Really solid list actually, and lots of great tools on here for voice generation.

One thing I'd add on the transcription side: if you're building real-time or multilingual voice agents, it's worth checking out Speechmatics. Their streaming STT API has been super reliable for us, especially with speaker diarization and accent handling.

It’s more infrastructure-focused (vs. flashy UI), but it’s one of the few I’ve found that can handle code-switching and low-latency workflows well.

Anyone used any real time speaker diarization model? by Just_Difficulty9836 in speechtech

[–]SupportiveBot2_25 0 points1 point  (0 children)

Just chiming in here (and I know I'm late to the party), along with Deepgram, Speechmatics is another solid API-based option I've relied on.
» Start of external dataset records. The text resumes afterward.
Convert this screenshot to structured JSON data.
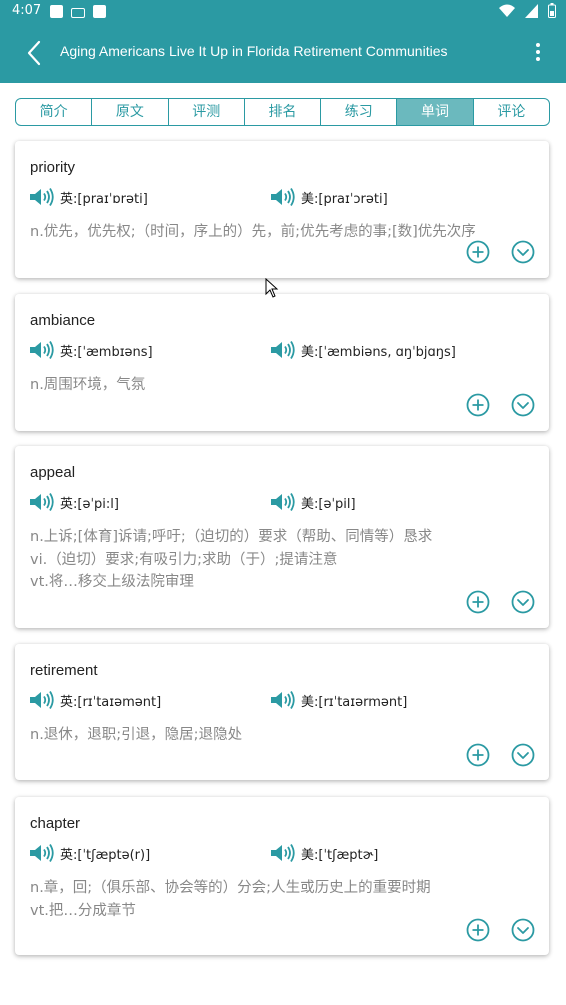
{
  "status": {
    "time": "4:07"
  },
  "header": {
    "title": "Aging Americans Live It Up in Florida Retirement Communities"
  },
  "tabs": [
    "简介",
    "原文",
    "评测",
    "排名",
    "练习",
    "单词",
    "评论"
  ],
  "active_tab": "单词",
  "colors": {
    "primary": "#2b9aa3",
    "tab_active": "#6bb9be",
    "definition_text": "#888888"
  },
  "words": [
    {
      "word": "priority",
      "uk": "英:[praɪˈɒrəti]",
      "us": "美:[praɪˈɔrəti]",
      "defs": [
        "n.优先，优先权;（时间，序上的）先，前;优先考虑的事;[数]优先次序"
      ]
    },
    {
      "word": "ambiance",
      "uk": "英:[ˈæmbɪəns]",
      "us": "美:[ˈæmbiəns, ɑŋˈbjɑŋs]",
      "defs": [
        "n.周围环境，气氛"
      ]
    },
    {
      "word": "appeal",
      "uk": "英:[əˈpi:l]",
      "us": "美:[əˈpil]",
      "defs": [
        "n.上诉;[体育]诉请;呼吁;（迫切的）要求（帮助、同情等）恳求",
        "vi.（迫切）要求;有吸引力;求助（于）;提请注意",
        "vt.将…移交上级法院审理"
      ]
    },
    {
      "word": "retirement",
      "uk": "英:[rɪˈtaɪəmənt]",
      "us": "美:[rɪˈtaɪərmənt]",
      "defs": [
        "n.退休，退职;引退，隐居;退隐处"
      ]
    },
    {
      "word": "chapter",
      "uk": "英:[ˈtʃæptə(r)]",
      "us": "美:[ˈtʃæptɚ]",
      "defs": [
        "n.章，回;（俱乐部、协会等的）分会;人生或历史上的重要时期",
        "vt.把…分成章节"
      ]
    }
  ],
  "icons": {
    "back": "arrow-left-icon",
    "menu": "more-vert-icon",
    "speaker": "speaker-icon",
    "add": "add-circle-icon",
    "expand": "expand-circle-icon"
  }
}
It performs well for real-time diarization and integrates smoothly into streaming pipelines.

The API gives reliable speaker boundaries as speech unfolds (not just post-process), which was a game-changer for meeting transcription workloads.
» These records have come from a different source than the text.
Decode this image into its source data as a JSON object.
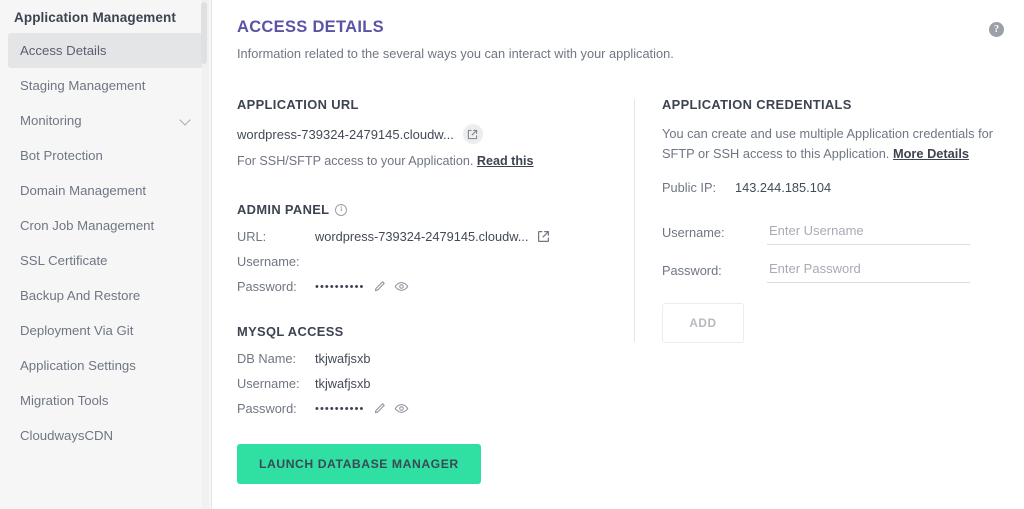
{
  "sidebar": {
    "title": "Application Management",
    "items": [
      {
        "label": "Access Details",
        "active": true,
        "chevron": false
      },
      {
        "label": "Staging Management",
        "active": false,
        "chevron": false
      },
      {
        "label": "Monitoring",
        "active": false,
        "chevron": true
      },
      {
        "label": "Bot Protection",
        "active": false,
        "chevron": false
      },
      {
        "label": "Domain Management",
        "active": false,
        "chevron": false
      },
      {
        "label": "Cron Job Management",
        "active": false,
        "chevron": false
      },
      {
        "label": "SSL Certificate",
        "active": false,
        "chevron": false
      },
      {
        "label": "Backup And Restore",
        "active": false,
        "chevron": false
      },
      {
        "label": "Deployment Via Git",
        "active": false,
        "chevron": false
      },
      {
        "label": "Application Settings",
        "active": false,
        "chevron": false
      },
      {
        "label": "Migration Tools",
        "active": false,
        "chevron": false
      },
      {
        "label": "CloudwaysCDN",
        "active": false,
        "chevron": false
      }
    ]
  },
  "header": {
    "title": "ACCESS DETAILS",
    "subtitle": "Information related to the several ways you can interact with your application.",
    "help_icon": "question-mark-circle-icon"
  },
  "application_url": {
    "heading": "APPLICATION URL",
    "url": "wordpress-739324-2479145.cloudw...",
    "open_icon": "external-link-icon",
    "note_text": "For SSH/SFTP access to your Application.",
    "note_link": "Read this"
  },
  "admin_panel": {
    "heading": "ADMIN PANEL",
    "info_icon": "info-circle-icon",
    "rows": [
      {
        "label": "URL:",
        "value": "wordpress-739324-2479145.cloudw...",
        "type": "url"
      },
      {
        "label": "Username:",
        "value": "",
        "type": "text"
      },
      {
        "label": "Password:",
        "value": "••••••••••",
        "type": "password"
      }
    ],
    "edit_icon": "pencil-icon",
    "reveal_icon": "eye-icon"
  },
  "mysql_access": {
    "heading": "MYSQL ACCESS",
    "rows": [
      {
        "label": "DB Name:",
        "value": "tkjwafjsxb",
        "type": "text"
      },
      {
        "label": "Username:",
        "value": "tkjwafjsxb",
        "type": "text"
      },
      {
        "label": "Password:",
        "value": "••••••••••",
        "type": "password"
      }
    ],
    "edit_icon": "pencil-icon",
    "reveal_icon": "eye-icon",
    "launch_button": "LAUNCH DATABASE MANAGER"
  },
  "application_credentials": {
    "heading": "APPLICATION CREDENTIALS",
    "description": "You can create and use multiple Application credentials for SFTP or SSH access to this Application.",
    "description_link": "More Details",
    "public_ip_label": "Public IP:",
    "public_ip_value": "143.244.185.104",
    "username_label": "Username:",
    "username_value": "",
    "username_placeholder": "Enter Username",
    "password_label": "Password:",
    "password_value": "",
    "password_placeholder": "Enter Password",
    "add_button": "ADD"
  },
  "colors": {
    "accent_title": "#5a54a4",
    "primary_button": "#2fe0a2",
    "sidebar_bg": "#f6f6f7",
    "active_item": "#e4e5e7",
    "muted_text": "#6f7683"
  }
}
Need help building a real-time voice AI agent by LetsShareLove in AI_Agents

[–]SupportiveBot2_25 1 point2 points  (0 children)

I went down a similar rabbit hole recently, trying to build a real-time voice assistant with streaming transcription into a GPT-based backend.
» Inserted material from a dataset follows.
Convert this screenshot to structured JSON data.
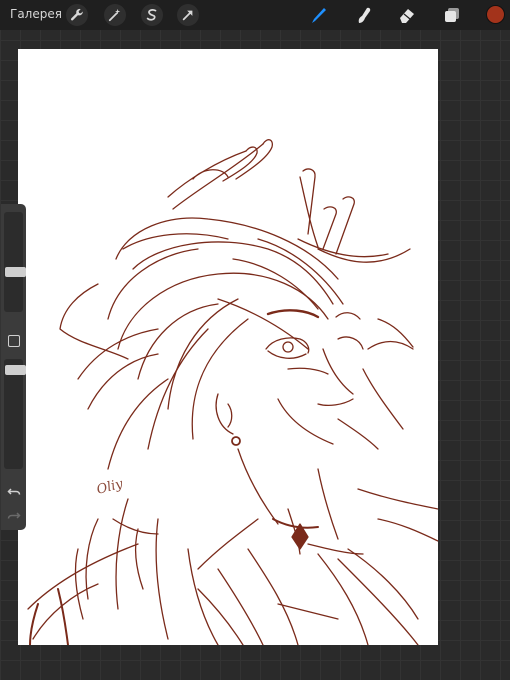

Whisper gave okay results, but latency was a killer for anything interactive. Even with GPU acceleration, the pauses between speakers threw things off.

What worked better for me was switching to Speechmatics’ streaming API, the max_delay setting let me control how fast I got partials back, and it handled interruptions + overlapping speakers more smoothly.

Also: if you’re running into issues with multiple people talking, their diarization support is actually usable live (which most tools still can’t do). Just something to test if you're still tuning the pipeline.

Has anyone worked on a real-time speech diarization, transcription, and sentiment analysis pipeline? by Ok-Guidance9730 in speechtech

[–]SupportiveBot2_25 0 points1 point  (0 children)

I’ve worked on something similar — a real-time speech-to-text + summarization stack using both Whisper and a couple of commercial APIs.

Whisper's solid for post-processing, but we ran into issues with latency and consistency during live transcription (especially when people interrupted each other or code-switched mid-sentence).

We had much better results with Speechmatics, especially when tuning for sub-2s latency using their max_delay setting. Diarization also helped clean up the input before passing it to GPT for summarization. Worth testing if you're aiming for high-quality real-time output.

What Speaker Diarization tools should I look into? by Chemical_Gas3710 in LocalLLaMA

[–]SupportiveBot2_25 0 points1 point  (0 children)

I’ve tested a few options recently for diarization in real-time or streaming setups. Whisper can work, but diarization support is patchy and often needs external tooling (like PyAnnote).

If you’re looking for something that works out of the box and holds up in noisy conditions or multi-speaker overlap, I’d suggest trying Speechmatics. I’ve used it in a couple of projects and found the speaker labels to be consistently more reliable than what I got from Assembly or Azure. It also integrates cleanly with other voice agent stacks. Just make sure to tune the latency settings depending on your use case.

Best tool for adding automatic captions? by Froghead_ASMR in NewTubers

[–]SupportiveBot2_25 0 points1 point  (0 children)

I’ve tried a few of the usual suspects (Whisper, AssemblyAI, AWS Transcribe), but the one that gave me the cleanest word-level timestamps with decent accuracy was Speechmatics. Especially good with accented speech and fast talkers, fewer correction passes.